How great to read your comment, Beth. Punit and I were in Cuba together, in GLF and two collectives in NYC together, and bodyworkers together. For all I know, we were all at the same big anti-Vietnam War march and action in D.C. Recently I joined him for a presentation to high school students in San Diego. The circle widens. Much love to you,
jason
Thanks Allen and all! Katya, yes, “there needn’t be a polarization between political and spiritual. there is one earth, one humanity, and we need all the courage and healing we can get!” After a couple of decades of being angry, rebellious, loving and celebrative within the confines (and divines) of white, religious, farmer culture I began diving into similar experiences in black, atheist, hippie, radical, urban, art, dance, and other cultures, increasingly sensing being both in awe and one with it all. For example, teaching fellow GLFers how to shoot guns (to fight the revolution) evolved into sharing locomotor skills with kids in rural schools, realizing ways we form fun and functional community by creatively moving together, interacting, supporting, singing. That blossomed into Kalani Honua center, a “harmony of heaven and earth” balance of the ethereal and physical, fantasy and reality, with focus on nature, culture, wellness and sustainable living education in the spirit of ‘ohana and aloha. My art and writings, all keys to ascending in love, are available via https://www.amazon.com/-/e/B00OC232EI, include PROMPT – Inspirations, Revelations; LAVA LOVE – With Heart and Art We Connect, Rebel and Create; Ka LĀ – The Light; Ka PŌ – The Night; E HO MAI – A Tale of Youthing; and KALANI – A Leap of Faith, Hope and Love.
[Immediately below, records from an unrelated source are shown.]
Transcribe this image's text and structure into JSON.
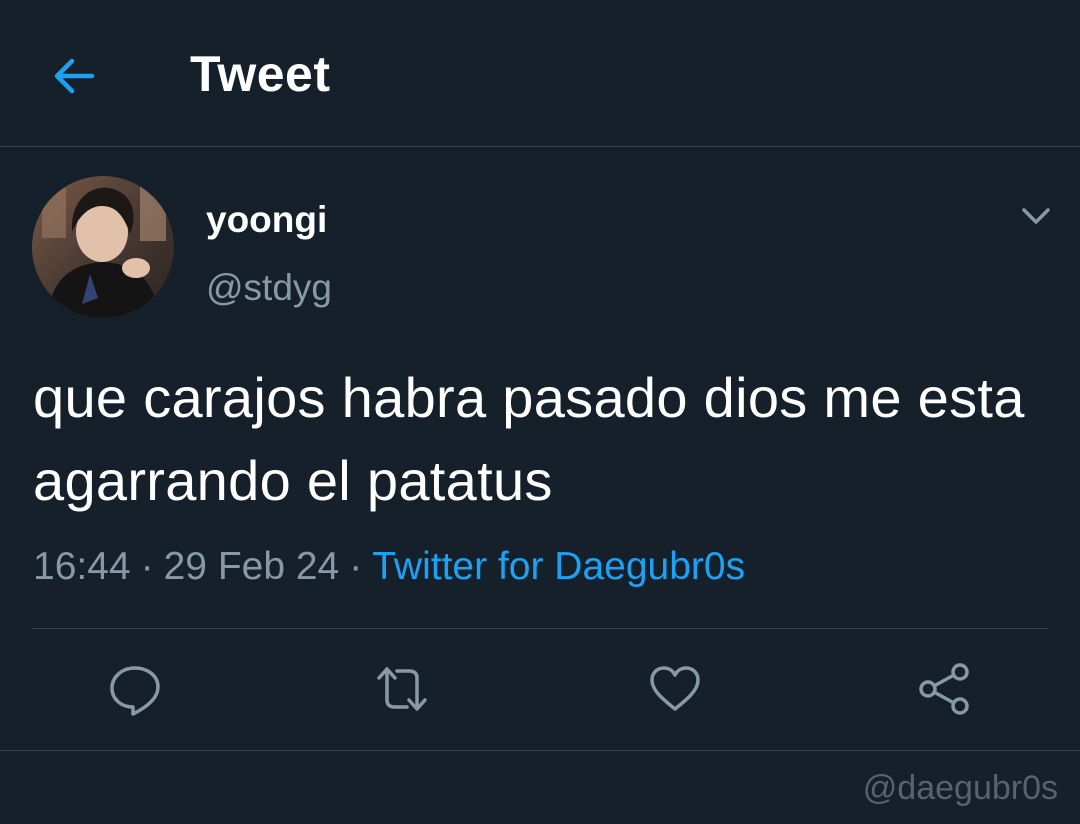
{
  "header": {
    "back_icon": "arrow-left-icon",
    "title": "Tweet"
  },
  "tweet": {
    "author": {
      "display_name": "yoongi",
      "handle": "@stdyg"
    },
    "text": "que carajos habra pasado dios me esta agarrando el patatus",
    "time": "16:44",
    "date": "29 Feb 24",
    "separator": "·",
    "source": "Twitter for Daegubr0s"
  },
  "actions": [
    {
      "icon": "reply-icon"
    },
    {
      "icon": "retweet-icon"
    },
    {
      "icon": "like-icon"
    },
    {
      "icon": "share-icon"
    }
  ],
  "watermark": "@daegubr0s",
  "colors": {
    "background": "#15202b",
    "accent": "#1da1f2",
    "secondary_text": "#8899a6",
    "border": "#38444d"
  }
}
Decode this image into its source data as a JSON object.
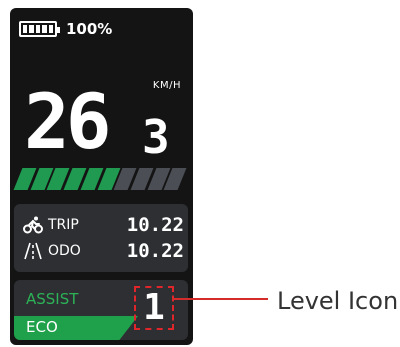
{
  "status": {
    "battery_percent": 100,
    "battery_text": "100%",
    "battery_icon": "battery-full-icon"
  },
  "speed": {
    "whole": "26",
    "decimal": "3",
    "unit": "KM/H"
  },
  "assist_gauge": {
    "total_segments": 10,
    "active_segments": 6,
    "active_color": "#1f9a50",
    "inactive_color": "#4b4e55"
  },
  "trip": {
    "icon": "cyclist-icon",
    "label": "TRIP",
    "value": "10.22"
  },
  "odo": {
    "icon": "road-icon",
    "label": "ODO",
    "value": "10.22"
  },
  "assist": {
    "label": "ASSIST",
    "mode": "ECO",
    "level": "1",
    "label_color": "#2db257",
    "mode_color": "#1fa04a"
  },
  "callout": {
    "label": "Level Icon",
    "color": "#d42b2b"
  }
}
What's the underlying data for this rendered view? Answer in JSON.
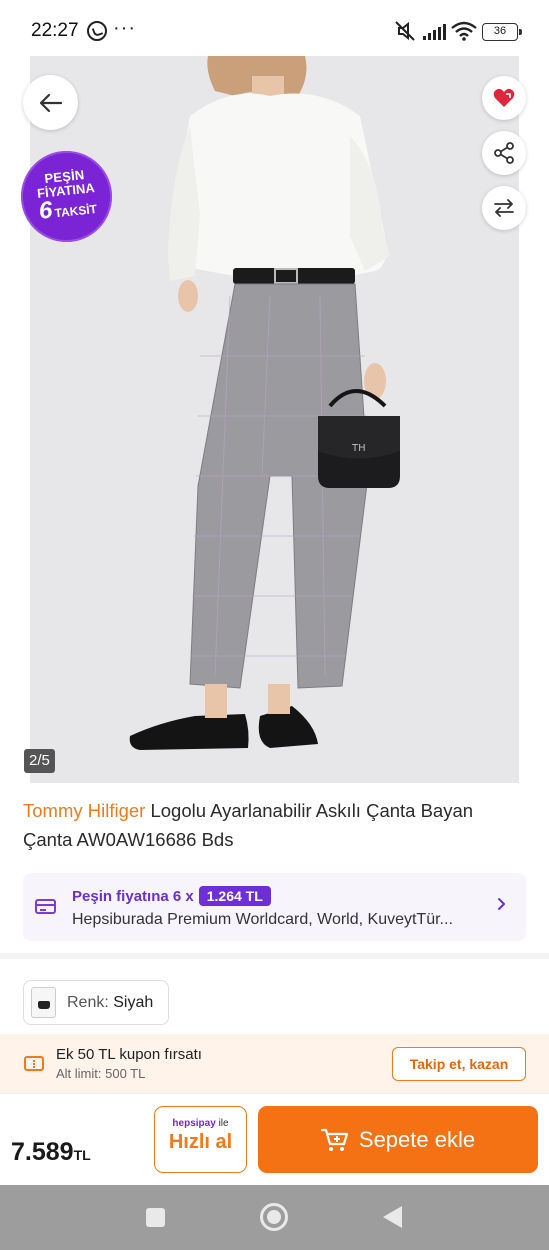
{
  "status_bar": {
    "time": "22:27",
    "dots": "···",
    "battery": "36",
    "icons": [
      "whatsapp-icon",
      "mute-icon",
      "signal-icon",
      "wifi-icon",
      "battery-icon"
    ]
  },
  "gallery": {
    "counter": "2/5",
    "image": "product-model-photo",
    "promo_badge": {
      "line1": "PEŞİN",
      "line2": "FİYATINA",
      "number": "6",
      "word": "TAKSİT"
    },
    "actions": [
      "back-arrow-icon",
      "favorite-heart-icon",
      "share-icon",
      "compare-icon"
    ]
  },
  "product": {
    "brand": "Tommy Hilfiger",
    "title": "Logolu Ayarlanabilir Askılı Çanta Bayan Çanta AW0AW16686 Bds"
  },
  "installment": {
    "prefix": "Peşin fiyatına 6 x",
    "amount": "1.264 TL",
    "cards": "Hepsiburada Premium Worldcard, World, KuveytTür..."
  },
  "color": {
    "label": "Renk:",
    "value": "Siyah"
  },
  "coupon": {
    "title": "Ek 50 TL kupon fırsatı",
    "subtitle": "Alt limit: 500 TL",
    "button": "Takip et, kazan"
  },
  "buy_bar": {
    "price": "7.589",
    "currency": "TL",
    "quick_brand": "hepsipay",
    "quick_suffix": "ile",
    "quick_label": "Hızlı al",
    "cart_label": "Sepete ekle"
  },
  "colors": {
    "accent_orange": "#f27a1a",
    "purple": "#7a24d6",
    "cart_button": "#f57214"
  }
}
Allen asked me to write something because I contributed to Sisterhood is Powerful. Then we froze in Texas. (Excuses, excuses). Marge Piercy wrote a book, Braided Lives. That’s how I think of the evolution of my activism with different strong strands overlaying: participatory democracy, women’s liberation, to name a few. Still active and more aware of the fact that I grew up in the Jim Crow south, that the 60s integration battles here just pulled the curtain back to expose the structural racism. Always grateful for the voice that the women’s movement gave me and so many others. Grateful for a younger generation of feminists who have taught me a lot. Thanks, Allen. Your article embraces the fullness of life and the rich variations of activism.